During their journey in the United States, the TechWomen participants left their footprints in many places. One of the stops along the path for three TechWomen from Lebanon, Egypt and Algeria was the Crystal Springs Uplands School in Hillsborough, CA. The TechWomen’s intent for this visit was to learn more about education and everyday life in the United States. What they did not expect was that this exchange would capture the hearts and minds of the students they encountered.
Upon their arrival to the school, the TechWomen took part in panel discussions with the students. One discussion was attended by thirteen well-informed eleventh and twelfth grade pupils who asked questions about topics ranging from politics and economics to society and religion. They listened intently to gain a deeper understanding of the Middle East and North Africa region. The second panel took place with an audience of thirty-seven curious seventh grade students who mulled about complex questions and vocalized their opinions about misinformed news.
Following the panel, the TechWomen had an opportunity to explore the school campus and observe lunchtime activities. One was surprised to see a group of middle school students assist during clean-up activities. Similar to the students, the TechWomen admitted that they too had arrived at the visit with a set of expectations and prejudices that were quickly dissolved.
After the visit, the students were given an assignment to reflect on the topic of stereotypes. They were asked to recall when they either stereotyped individuals or had someone typecast them.

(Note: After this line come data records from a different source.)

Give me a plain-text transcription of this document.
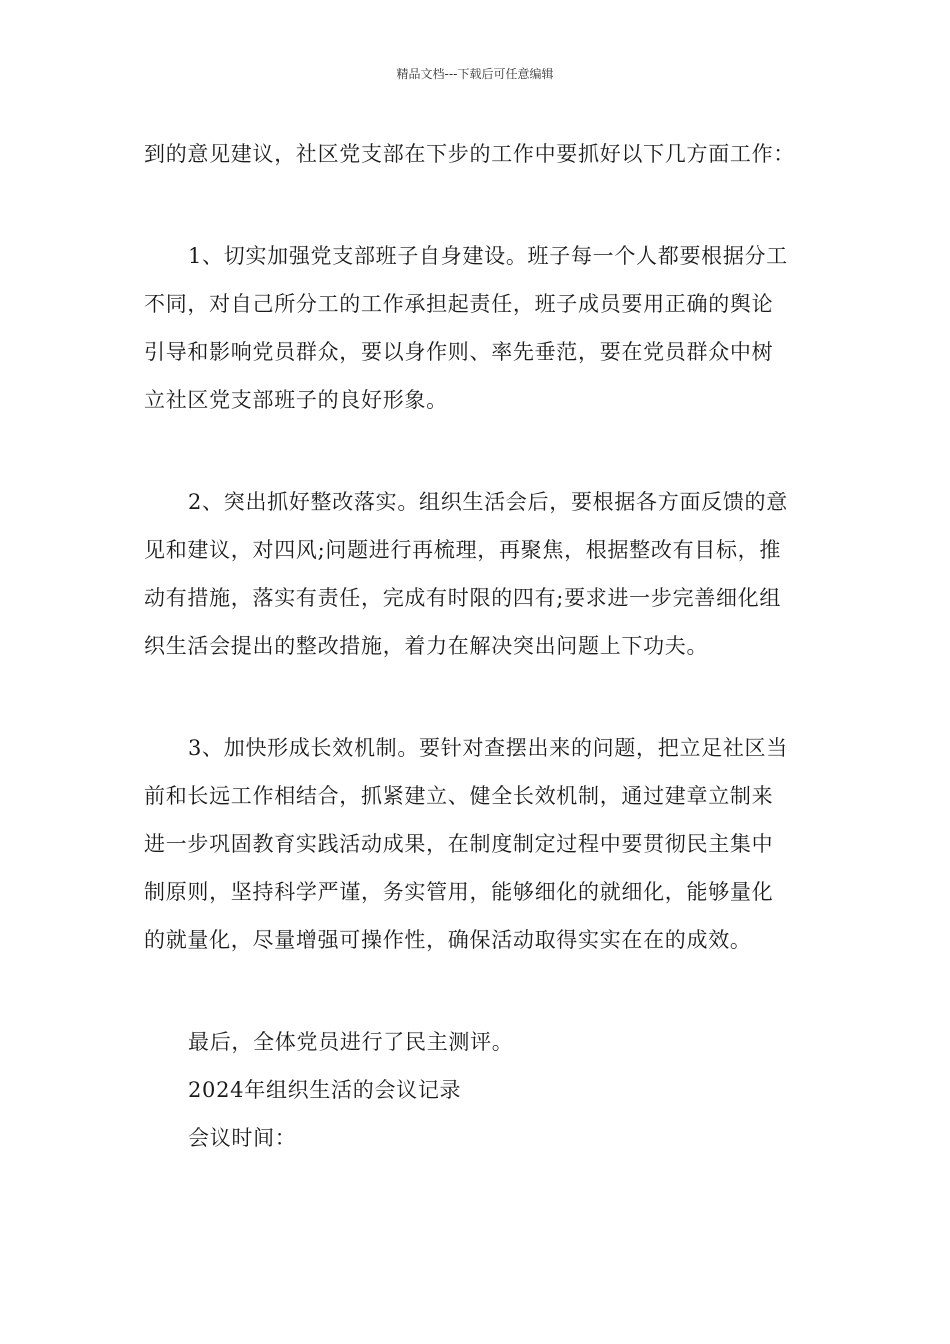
精品文档---下载后可任意编辑
到的意见建议，社区党支部在下步的工作中要抓好以下几方面工作：
1、切实加强党支部班子自身建设。班子每一个人都要根据分工
不同，对自己所分工的工作承担起责任，班子成员要用正确的舆论
引导和影响党员群众，要以身作则、率先垂范，要在党员群众中树
立社区党支部班子的良好形象。
2、突出抓好整改落实。组织生活会后，要根据各方面反馈的意
见和建议，对四风;问题进行再梳理，再聚焦，根据整改有目标，推
动有措施，落实有责任，完成有时限的四有;要求进一步完善细化组
织生活会提出的整改措施，着力在解决突出问题上下功夫。
3、加快形成长效机制。要针对查摆出来的问题，把立足社区当
前和长远工作相结合，抓紧建立、健全长效机制，通过建章立制来
进一步巩固教育实践活动成果，在制度制定过程中要贯彻民主集中
制原则，坚持科学严谨，务实管用，能够细化的就细化，能够量化
的就量化，尽量增强可操作性，确保活动取得实实在在的成效。
最后，全体党员进行了民主测评。
2024年组织生活的会议记录
会议时间：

In response to the assignment, one seventh grader wrote:
Stereotypes are dangerous because you can offend someone and then they might hold a grudge against you. When the three women from the Middle East came to our school, I assumed they would not have a lot of technology. I also thought they would not speak a lot of English. I was surprised when three businesswomen came inside Ms. Wade’s classroom. Then, they talked about how their country was almost the same as America. They also spoke about education in their countries. Surprisingly, most women chose to go to college and to work for well-known companies. I think I should not stereotype anyone because if you do not know them, then do not assume they are something because you are probably wrong.

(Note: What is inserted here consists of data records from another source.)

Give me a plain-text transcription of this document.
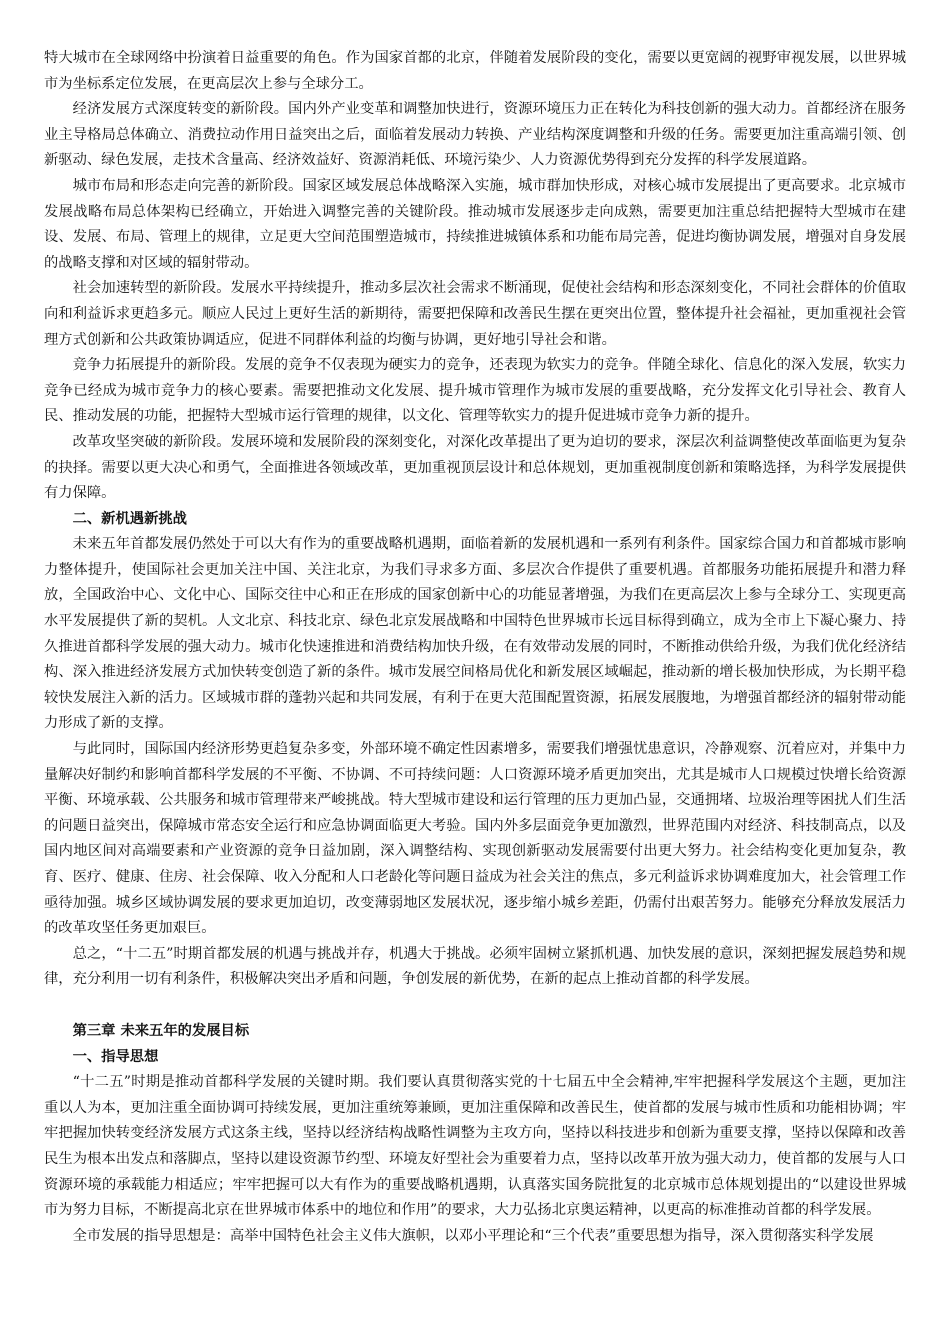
特大城市在全球网络中扮演着日益重要的角色。作为国家首都的北京，伴随着发展阶段的变化，需要以更宽阔的视野审视发展，以世界城市为坐标系定位发展，在更高层次上参与全球分工。

经济发展方式深度转变的新阶段。国内外产业变革和调整加快进行，资源环境压力正在转化为科技创新的强大动力。首都经济在服务业主导格局总体确立、消费拉动作用日益突出之后，面临着发展动力转换、产业结构深度调整和升级的任务。需要更加注重高端引领、创新驱动、绿色发展，走技术含量高、经济效益好、资源消耗低、环境污染少、人力资源优势得到充分发挥的科学发展道路。

城市布局和形态走向完善的新阶段。国家区域发展总体战略深入实施，城市群加快形成，对核心城市发展提出了更高要求。北京城市发展战略布局总体架构已经确立，开始进入调整完善的关键阶段。推动城市发展逐步走向成熟，需要更加注重总结把握特大型城市在建设、发展、布局、管理上的规律，立足更大空间范围塑造城市，持续推进城镇体系和功能布局完善，促进均衡协调发展，增强对自身发展的战略支撑和对区域的辐射带动。

社会加速转型的新阶段。发展水平持续提升，推动多层次社会需求不断涌现，促使社会结构和形态深刻变化，不同社会群体的价值取向和利益诉求更趋多元。顺应人民过上更好生活的新期待，需要把保障和改善民生摆在更突出位置，整体提升社会福祉，更加重视社会管理方式创新和公共政策协调适应，促进不同群体利益的均衡与协调，更好地引导社会和谐。

竞争力拓展提升的新阶段。发展的竞争不仅表现为硬实力的竞争，还表现为软实力的竞争。伴随全球化、信息化的深入发展，软实力竞争已经成为城市竞争力的核心要素。需要把推动文化发展、提升城市管理作为城市发展的重要战略，充分发挥文化引导社会、教育人民、推动发展的功能，把握特大型城市运行管理的规律，以文化、管理等软实力的提升促进城市竞争力新的提升。

改革攻坚突破的新阶段。发展环境和发展阶段的深刻变化，对深化改革提出了更为迫切的要求，深层次利益调整使改革面临更为复杂的抉择。需要以更大决心和勇气，全面推进各领域改革，更加重视顶层设计和总体规划，更加重视制度创新和策略选择，为科学发展提供有力保障。

二、新机遇新挑战

未来五年首都发展仍然处于可以大有作为的重要战略机遇期，面临着新的发展机遇和一系列有利条件。国家综合国力和首都城市影响力整体提升，使国际社会更加关注中国、关注北京，为我们寻求多方面、多层次合作提供了重要机遇。首都服务功能拓展提升和潜力释放，全国政治中心、文化中心、国际交往中心和正在形成的国家创新中心的功能显著增强，为我们在更高层次上参与全球分工、实现更高水平发展提供了新的契机。人文北京、科技北京、绿色北京发展战略和中国特色世界城市长远目标得到确立，成为全市上下凝心聚力、持久推进首都科学发展的强大动力。城市化快速推进和消费结构加快升级，在有效带动发展的同时，不断推动供给升级，为我们优化经济结构、深入推进经济发展方式加快转变创造了新的条件。城市发展空间格局优化和新发展区域崛起，推动新的增长极加快形成，为长期平稳较快发展注入新的活力。区域城市群的蓬勃兴起和共同发展，有利于在更大范围配置资源，拓展发展腹地，为增强首都经济的辐射带动能力形成了新的支撑。

与此同时，国际国内经济形势更趋复杂多变，外部环境不确定性因素增多，需要我们增强忧患意识，冷静观察、沉着应对，并集中力量解决好制约和影响首都科学发展的不平衡、不协调、不可持续问题：人口资源环境矛盾更加突出，尤其是城市人口规模过快增长给资源平衡、环境承载、公共服务和城市管理带来严峻挑战。特大型城市建设和运行管理的压力更加凸显，交通拥堵、垃圾治理等困扰人们生活的问题日益突出，保障城市常态安全运行和应急协调面临更大考验。国内外多层面竞争更加激烈，世界范围内对经济、科技制高点，以及国内地区间对高端要素和产业资源的竞争日益加剧，深入调整结构、实现创新驱动发展需要付出更大努力。社会结构变化更加复杂，教育、医疗、健康、住房、社会保障、收入分配和人口老龄化等问题日益成为社会关注的焦点，多元利益诉求协调难度加大，社会管理工作亟待加强。城乡区域协调发展的要求更加迫切，改变薄弱地区发展状况，逐步缩小城乡差距，仍需付出艰苦努力。能够充分释放发展活力的改革攻坚任务更加艰巨。

总之，“十二五”时期首都发展的机遇与挑战并存，机遇大于挑战。必须牢固树立紧抓机遇、加快发展的意识，深刻把握发展趋势和规律，充分利用一切有利条件，积极解决突出矛盾和问题，争创发展的新优势，在新的起点上推动首都的科学发展。

第三章 未来五年的发展目标
一、指导思想

“十二五”时期是推动首都科学发展的关键时期。我们要认真贯彻落实党的十七届五中全会精神,牢牢把握科学发展这个主题，更加注重以人为本，更加注重全面协调可持续发展，更加注重统筹兼顾，更加注重保障和改善民生，使首都的发展与城市性质和功能相协调；牢牢把握加快转变经济发展方式这条主线，坚持以经济结构战略性调整为主攻方向，坚持以科技进步和创新为重要支撑，坚持以保障和改善民生为根本出发点和落脚点，坚持以建设资源节约型、环境友好型社会为重要着力点，坚持以改革开放为强大动力，使首都的发展与人口资源环境的承载能力相适应；牢牢把握可以大有作为的重要战略机遇期，认真落实国务院批复的北京城市总体规划提出的“以建设世界城市为努力目标，不断提高北京在世界城市体系中的地位和作用”的要求，大力弘扬北京奥运精神，以更高的标准推动首都的科学发展。

全市发展的指导思想是：高举中国特色社会主义伟大旗帜，以邓小平理论和“三个代表”重要思想为指导，深入贯彻落实科学发展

This experience undoubtedly changed the lives of both the Emerging Leaders and the students they encountered at Crystals Springs. The TechWomen program made the world a little smaller for both of them.
About the Crystal Springs Uplands School
Crystal Springs Uplands School is an independent is a co-ed college preparatory school for grades six through twelve. It has a student population of approximately 350.
About the Event Organizers
The event was organized by Rekha Pai-Kamath and Ms. Nicole Sorger. Rekha served as a TechWomen Professional Mentor at Juniper Networks for the 2012 TechWomen program. Her daughter attends Crystal Springs.
Nicole Sorger is a history teacher at Crystal Springs. She has a remarkable background in international development, Middle Eastern affairs, and conflict resolution. Before her career as an educator, Nicole traveled extensively in Israel and Palestine consulting on democracy assistance programs for the Palestinian Legislative Council and worked with nonprofit organizations in Ramallah.